The gaming Web3 platform Munchables, built on the Ethereum Layer 2 solution Blast, suffered a loss of $97 million due to an exploit. The hacker returned the funds unconditionally.
$97m has been secured in a multisig by Blast core contributors. Took an incredible lift in the background but I’m grateful the ex munchables dev opted to return all funds in the end without any ransom required. @_munchables_ and protocols integrating with it like @juice_finance…
— Pacman | Blur + Blast (@PacmanBlur) March 27, 2024
On March 26, the team reported the incident. Munchables stated they were tracking the movement of funds and attempting to halt transactions.
Renowned on-chain researcher ZachXBT identified the hacker’s wallet, which held 17,400 ETH ($62.5 million). The expert suggested the perpetrator was a North Korean developer hired by the project, posing as four different individuals.
Four different devs hired by the Munchables team and linked to the exploiter are likely all the same person as they:
>recommended each other for the job
>regularly transferred payments to the same two exchange deposit addresses >funded each others walletsGithub Username… https://t.co/Q0scxp6AxK pic.twitter.com/Pjjo4uKXPE
— ZachXBT (@zachxbt) March 27, 2024
On March 27, the Munchables team announced that the developer agreed to return access to all withdrawn funds. According to the statement, he provided private keys to addresses containing $62.5 million, 73 WETH, and other assets.
The Munchables developer has shared all private keys involved to assist in recovering the user funds. Specifically, the key which holds $62,535,441.24 USD, the key which holds 73 WETH, and the owner key which contains the rest of the funds.

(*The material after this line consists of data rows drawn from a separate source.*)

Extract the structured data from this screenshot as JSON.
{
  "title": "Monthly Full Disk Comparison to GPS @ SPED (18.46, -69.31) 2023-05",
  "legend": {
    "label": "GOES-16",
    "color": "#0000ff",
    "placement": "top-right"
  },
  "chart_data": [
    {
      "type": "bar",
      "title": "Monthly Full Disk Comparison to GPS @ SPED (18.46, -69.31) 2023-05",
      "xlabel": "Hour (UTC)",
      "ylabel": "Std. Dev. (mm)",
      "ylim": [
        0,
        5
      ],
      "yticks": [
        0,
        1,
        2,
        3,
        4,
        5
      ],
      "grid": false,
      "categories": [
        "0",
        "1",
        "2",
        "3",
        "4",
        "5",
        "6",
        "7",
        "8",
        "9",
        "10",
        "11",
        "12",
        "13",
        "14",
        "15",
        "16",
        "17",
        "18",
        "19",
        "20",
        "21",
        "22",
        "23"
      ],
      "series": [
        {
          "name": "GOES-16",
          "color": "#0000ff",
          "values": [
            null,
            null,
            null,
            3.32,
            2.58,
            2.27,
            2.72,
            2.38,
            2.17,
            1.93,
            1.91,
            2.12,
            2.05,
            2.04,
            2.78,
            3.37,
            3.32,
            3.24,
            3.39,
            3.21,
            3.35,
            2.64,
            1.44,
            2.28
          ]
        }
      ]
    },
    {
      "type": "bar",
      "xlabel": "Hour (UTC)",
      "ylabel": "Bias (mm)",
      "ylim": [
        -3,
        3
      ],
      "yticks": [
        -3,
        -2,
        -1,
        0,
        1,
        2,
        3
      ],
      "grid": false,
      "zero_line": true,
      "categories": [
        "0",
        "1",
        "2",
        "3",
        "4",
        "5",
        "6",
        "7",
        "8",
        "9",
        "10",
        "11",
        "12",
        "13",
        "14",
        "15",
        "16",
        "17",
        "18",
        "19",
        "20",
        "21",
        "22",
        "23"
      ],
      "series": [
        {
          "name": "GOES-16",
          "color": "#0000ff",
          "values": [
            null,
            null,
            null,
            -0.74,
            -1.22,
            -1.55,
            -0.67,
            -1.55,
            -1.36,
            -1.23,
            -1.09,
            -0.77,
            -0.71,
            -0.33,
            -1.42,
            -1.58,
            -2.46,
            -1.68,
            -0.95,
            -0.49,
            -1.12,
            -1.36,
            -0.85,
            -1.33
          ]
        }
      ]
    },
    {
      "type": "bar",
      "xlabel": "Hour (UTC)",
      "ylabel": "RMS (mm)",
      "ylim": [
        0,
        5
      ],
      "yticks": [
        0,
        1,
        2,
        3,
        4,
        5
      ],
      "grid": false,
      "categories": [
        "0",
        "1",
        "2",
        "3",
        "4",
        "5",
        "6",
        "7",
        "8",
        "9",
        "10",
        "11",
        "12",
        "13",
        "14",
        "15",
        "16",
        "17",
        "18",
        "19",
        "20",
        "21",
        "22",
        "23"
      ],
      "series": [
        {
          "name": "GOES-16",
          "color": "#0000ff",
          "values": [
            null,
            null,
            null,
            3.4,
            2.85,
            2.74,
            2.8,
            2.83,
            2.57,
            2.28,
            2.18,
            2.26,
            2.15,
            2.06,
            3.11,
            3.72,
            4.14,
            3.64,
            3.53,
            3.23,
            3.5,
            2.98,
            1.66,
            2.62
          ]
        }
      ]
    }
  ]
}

— Munchables (@_munchables_) March 27, 2024
According to Pacman, the founder of the NFT marketplace Blur and the Blast project, the network’s developers received all coins worth $97 million into a multisig wallet. The hacker allegedly returned them without any reward.
“It is important for all development teams, whether directly affected or not, to learn from this and take precautions to approach security more diligently,” the entrepreneur emphasized.
Back in the early days of Blast, the first rug pull occurred even before the mainnet launch — the founders of the gaming platform RiskOnBlast withdrew 420 ETH ($1.25 million at the time).